As a theoretical exercise, I can see a possible strategy involving individual stocks. Let's toss out 95% of people out of the picture before we even start. Most people underperform the market whether in stocks, actively managed funds or index funds because they're chasing performance. (Looking at the fund inflows/outflows at Vanguard, it happens even with index funds.) For the purposes of our discussion, our comparison is against a buy-hold asset allocation plan.
Bogle's research shows index funds are at the 50% percentile for performance before expenses. If index funds capture the whole of market activity, it should be right smack dab in the middle. It's after expenses that index funds then jump to the 85% percentile. Then after taxes, it jumps to the 90-95% percentile. So we have the first part of our answer -- expenses and taxes. The next part of our answer comes from the Efficient Market Hypothesis. In a nutshell, you can get higher long-term returns in exchange for enduring higher risk. With these two points in mind, let's dwelve into "stock picking". How could we construct a strategy to out-perform an index?
First, we completely ignore all pretense of the ability to pick individual stocks. Random dartboards have beaten wall street analysts and the monkey is beating Cramer as we speak ( http://cramerwatch.org
). But this also means randomly picking enough stocks out of an index will reproduce index performance as you increase the number of stocks chosen. So to uncouple tracking to the index and introduce more volatility, we decrease the number of stock chosen. Over a long enough period, the performance of 20 random companies from the S&P500 would have the same return as the overall S&P500 but with a higher volatility. The benefit of the higher volatility will be rebalancing bonus - you get higher highs to sell off profits and lower lows to buy new shares.
Second, instead of randomly picking 20-40 stocks from each category, we try to subdivide the asset classes to eliminate those stocks in the transition zone. For example, the S&P500 can be divided into 250 growth stocks and 250 value stocks. Except about 50-100 in both categories are right on the line in between the two where any share price changes can change their status. Instead, we want to pick from those stocks deep in growth for growth classes and deep in value for value classes. Total randomness is probably best -- it probably won't perform any better or worse but at least you won't have wasted time on futile research. What this does is accentuate the asset class differences to (1) fully capture the returns of each class and (2) increase rebalancing bonus.
Now here comes the caveats. Because we're only picking the extremes of each class, our turnover will be far higher than an index fund. Where a full index would turnover only the small percentage in the buffer zone between large/small/growth/value, a strategy that picks the extremes would easily turnover 50% of a portfolio or more. Even LTCG at 15%, high turnover would be a big tax drag. This means you absolutely need to attempt this strategy in a tax-deferred account.
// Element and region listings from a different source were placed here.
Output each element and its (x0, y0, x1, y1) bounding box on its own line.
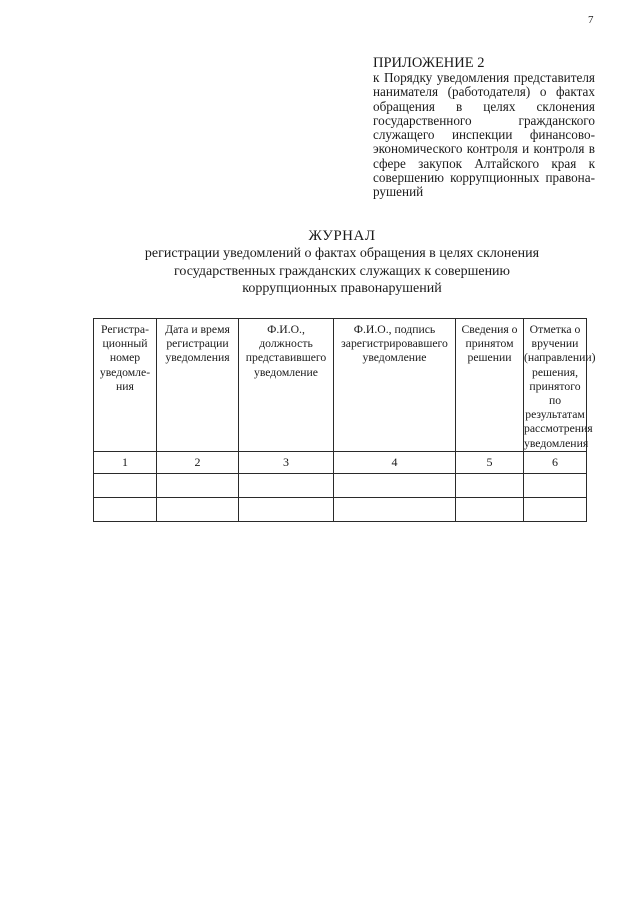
journal-heading (92, 228, 592, 298)
column-number: 3 (239, 451, 334, 473)
column-number: 1 (94, 451, 157, 473)
appendix-title: ПРИЛОЖЕНИЕ 2 (373, 55, 485, 71)
column-header-delivery-mark: Отметка о вручении (направлении) решения, принятого по результатам рассмотрения уведомления (524, 319, 587, 452)
column-number: 6 (524, 451, 587, 473)
table-row (94, 497, 587, 521)
column-number: 2 (157, 451, 239, 473)
column-header-registration-number: Регистра-ционный номер уведомле-ния (94, 319, 157, 452)
appendix-text: к Порядку уведомления представителя нанимателя (работодателя) о фактах обращения в целях склонения государственного гражданского служащего инспекции финансово-экономического контроля и контроля в сфере закупок Алтайского края к совершению коррупционных правонарушений (373, 70, 595, 200)
table-cell (94, 497, 157, 521)
appendix-block (373, 56, 595, 200)
column-header-decision: Сведения о принятом решении (456, 319, 524, 452)
journal-subtitle-line: государственных гражданских служащих к совершению (173, 263, 511, 279)
journal-subtitle-line: коррупционных правонарушений (242, 281, 442, 296)
table-cell (157, 497, 239, 521)
table-cell (239, 473, 334, 497)
column-header-submitter: Ф.И.О., должность представившего уведомление (239, 319, 334, 452)
table-row (94, 473, 587, 497)
table-cell (334, 497, 456, 521)
table-cell (94, 473, 157, 497)
column-number-row (94, 451, 587, 473)
column-header-registration-date: Дата и время регистрации уведомления (157, 319, 239, 452)
registration-journal-table (93, 318, 596, 522)
journal-title: ЖУРНАЛ (308, 228, 376, 244)
journal-subtitle-line: регистрации уведомлений о фактах обращения в целях склонения (144, 246, 540, 261)
table-cell (157, 473, 239, 497)
page-number: 7 (588, 14, 594, 26)
table-cell (524, 497, 587, 521)
column-number: 4 (334, 451, 456, 473)
table-cell (456, 473, 524, 497)
table-cell (524, 473, 587, 497)
column-header-registrar: Ф.И.О., подпись зарегистрировавшего уведомление (334, 319, 456, 452)
table-header-row (94, 319, 587, 452)
table-cell (239, 497, 334, 521)
table-cell (456, 497, 524, 521)
column-number: 5 (456, 451, 524, 473)
table-cell (334, 473, 456, 497)
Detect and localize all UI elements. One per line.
So we need to find the right account to keep expenses low. If we target 20 stocks per large class and 40 per small class (more stocks needed for riskier small caps), we are looking at roughly 120 stocks and another 10-15 ETFs for those classes too hard to capture with individual stocks (international). At 50% turnover, that's a minimum of 65 trades a year. There are free trade offers but whether these trade offers will remain free forever is unknown. So let's assume $4/trade over an investment lifetime -- that translates to a minimum of $104K needed to match an index fund at 0.25% ER.
Hence, in order to make use of this strategy, you need rather big retirement balances in order to split off a comfortable percentage for a higher risk sub-portfolio. I can see two possibilities. (1) You are self-employed making more than $180K a year which lets you contribute the max $45K a year into a SEP-IRA. (2) You have about 20 years of significant contributions and growth in your 401K and you've recently switched jobs allowing you to transfer to an IRA brokerage account.
Finally you need discipline and nerves of steel as you will see bigger drops than the benchmark indexes. Whatever the computer says to pick during rebalancing, do it because if you can't stick to the original parameters of the strategy, it will be a sure loser. Of course, it may be a loser anyways because that's the definition of risk premium. The higher risk and volatility is guaranteed -- higher risks is only a chance.